The authors discovered that the NK1 receptor protein works within the nerve cell. This protein was previously linked to chronic and acute pain and is the receptor of the neuropeptide substance P, a mediator of pain transmission.
Since the receptor has been linked to pain and nervous system conditions, numerous other drug delivery approaches have focused on harnessing the protein, but the efforts have been unsuccessful.
The authors hypothesize that the lack of success during previous attempts could be related to targeting the protein on the surface of the nerve cell rather than inside the cell, according to the new study.
The investigators discovered that the NK1 receptor controls pain only once it is inside the cell, rendering efforts to target the protein outside of the cell ineffective.
In animal models of pain, inhibiting the NK1 receptor inside of the nerve cell was observed to effectively block pain, according to the study.
The approach of targeting receptors inside of the nerve cell present a novel therapeutic strategy for preventing pain and has the potential to advance the landscape of drug delivery.
Through collaboration with cell biologists, pharmacologists, physiologists, and drug delivery experts, the authors were able to create drugs that target NK1 receptors within the nerve cell. The drugs were engineered to have a lipid attachment that targets the receptor when it is located inside of the cell, according to the study.
The investigators discovered that the drug was able to block pain for extended periods of time in multiple animal models of pain.

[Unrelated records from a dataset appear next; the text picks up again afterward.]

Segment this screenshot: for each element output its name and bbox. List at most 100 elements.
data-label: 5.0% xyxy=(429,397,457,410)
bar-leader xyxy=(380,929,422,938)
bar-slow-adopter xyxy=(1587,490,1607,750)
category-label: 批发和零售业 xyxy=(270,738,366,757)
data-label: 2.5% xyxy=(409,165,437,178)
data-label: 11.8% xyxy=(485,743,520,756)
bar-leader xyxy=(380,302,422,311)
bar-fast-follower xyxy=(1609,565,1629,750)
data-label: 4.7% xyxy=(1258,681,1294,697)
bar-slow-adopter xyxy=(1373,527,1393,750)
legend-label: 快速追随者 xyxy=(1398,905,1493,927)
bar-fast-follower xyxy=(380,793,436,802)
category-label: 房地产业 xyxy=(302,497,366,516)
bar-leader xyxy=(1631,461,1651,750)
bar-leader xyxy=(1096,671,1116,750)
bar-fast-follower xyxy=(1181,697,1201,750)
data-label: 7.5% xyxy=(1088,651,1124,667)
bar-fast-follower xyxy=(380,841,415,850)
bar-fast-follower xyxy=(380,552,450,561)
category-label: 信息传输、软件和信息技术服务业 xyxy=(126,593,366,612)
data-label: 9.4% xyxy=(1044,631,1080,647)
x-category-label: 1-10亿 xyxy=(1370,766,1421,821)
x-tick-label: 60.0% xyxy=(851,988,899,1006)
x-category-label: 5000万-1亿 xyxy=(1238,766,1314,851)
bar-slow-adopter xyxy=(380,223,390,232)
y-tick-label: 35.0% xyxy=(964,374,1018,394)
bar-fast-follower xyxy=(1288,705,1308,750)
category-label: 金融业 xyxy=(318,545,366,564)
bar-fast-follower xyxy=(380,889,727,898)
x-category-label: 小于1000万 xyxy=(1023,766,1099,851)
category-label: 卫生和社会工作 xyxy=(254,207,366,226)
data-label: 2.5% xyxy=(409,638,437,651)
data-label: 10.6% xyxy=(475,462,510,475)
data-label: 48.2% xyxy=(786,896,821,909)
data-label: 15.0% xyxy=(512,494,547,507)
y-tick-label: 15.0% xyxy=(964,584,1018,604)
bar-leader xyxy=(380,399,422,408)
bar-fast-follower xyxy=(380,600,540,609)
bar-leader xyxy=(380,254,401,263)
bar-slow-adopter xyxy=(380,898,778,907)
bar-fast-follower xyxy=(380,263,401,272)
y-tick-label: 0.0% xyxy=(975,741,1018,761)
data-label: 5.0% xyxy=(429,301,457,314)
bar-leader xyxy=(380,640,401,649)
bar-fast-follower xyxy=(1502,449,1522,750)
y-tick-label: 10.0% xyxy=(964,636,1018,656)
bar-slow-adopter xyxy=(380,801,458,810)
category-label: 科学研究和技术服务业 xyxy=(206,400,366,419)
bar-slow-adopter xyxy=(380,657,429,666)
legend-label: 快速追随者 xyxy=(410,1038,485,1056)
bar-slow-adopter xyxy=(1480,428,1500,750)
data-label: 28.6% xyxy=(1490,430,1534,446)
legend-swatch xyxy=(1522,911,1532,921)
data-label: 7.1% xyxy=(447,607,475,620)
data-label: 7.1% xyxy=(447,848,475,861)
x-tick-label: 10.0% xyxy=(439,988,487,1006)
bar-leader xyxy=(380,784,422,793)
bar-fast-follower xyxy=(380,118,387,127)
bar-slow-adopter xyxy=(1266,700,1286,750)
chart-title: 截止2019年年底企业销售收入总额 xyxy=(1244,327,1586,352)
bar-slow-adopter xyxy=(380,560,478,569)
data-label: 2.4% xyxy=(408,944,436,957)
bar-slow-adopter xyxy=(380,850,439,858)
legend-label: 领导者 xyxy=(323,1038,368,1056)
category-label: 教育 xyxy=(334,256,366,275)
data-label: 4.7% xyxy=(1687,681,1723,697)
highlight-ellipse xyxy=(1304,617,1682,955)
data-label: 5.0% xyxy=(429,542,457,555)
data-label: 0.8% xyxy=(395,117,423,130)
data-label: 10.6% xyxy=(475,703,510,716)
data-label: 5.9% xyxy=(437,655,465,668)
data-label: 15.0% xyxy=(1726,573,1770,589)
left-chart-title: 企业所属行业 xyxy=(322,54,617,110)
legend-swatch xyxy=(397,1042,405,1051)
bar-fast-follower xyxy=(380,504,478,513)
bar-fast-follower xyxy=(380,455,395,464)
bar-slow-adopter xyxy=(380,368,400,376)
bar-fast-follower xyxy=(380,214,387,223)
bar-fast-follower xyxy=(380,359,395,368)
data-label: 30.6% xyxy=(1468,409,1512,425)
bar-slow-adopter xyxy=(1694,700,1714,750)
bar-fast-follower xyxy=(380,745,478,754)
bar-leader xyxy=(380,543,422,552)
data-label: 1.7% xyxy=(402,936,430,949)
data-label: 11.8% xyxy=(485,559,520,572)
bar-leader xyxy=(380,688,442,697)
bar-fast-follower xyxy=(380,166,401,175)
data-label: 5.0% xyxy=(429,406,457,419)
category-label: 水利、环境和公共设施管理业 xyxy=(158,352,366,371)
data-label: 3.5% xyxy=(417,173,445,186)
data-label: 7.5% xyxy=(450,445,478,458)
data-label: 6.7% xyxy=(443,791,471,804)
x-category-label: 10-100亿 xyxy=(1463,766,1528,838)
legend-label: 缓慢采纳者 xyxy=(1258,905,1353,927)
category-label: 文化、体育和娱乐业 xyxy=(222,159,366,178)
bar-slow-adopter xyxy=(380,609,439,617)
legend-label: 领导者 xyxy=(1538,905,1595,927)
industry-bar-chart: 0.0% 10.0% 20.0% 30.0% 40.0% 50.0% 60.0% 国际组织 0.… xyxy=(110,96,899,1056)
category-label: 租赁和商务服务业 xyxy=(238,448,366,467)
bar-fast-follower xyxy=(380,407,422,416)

Although additional studies are needed before confirming that this approach is effective in humans, a novel approach to pain treatment has the potential to attack the opioid epidemic and provide patients with an adequate treatment.
"This is a proof-of-concept study that shows that we can re-engineer current pain drugs and make them more effective,” said researcher Dr Meritxell Canals. “The challenge is now to translate the technology into human clinical trials. This is a complex and challenging path -- but the ultimate benefits to patients with nerve pain are potentially highly significant."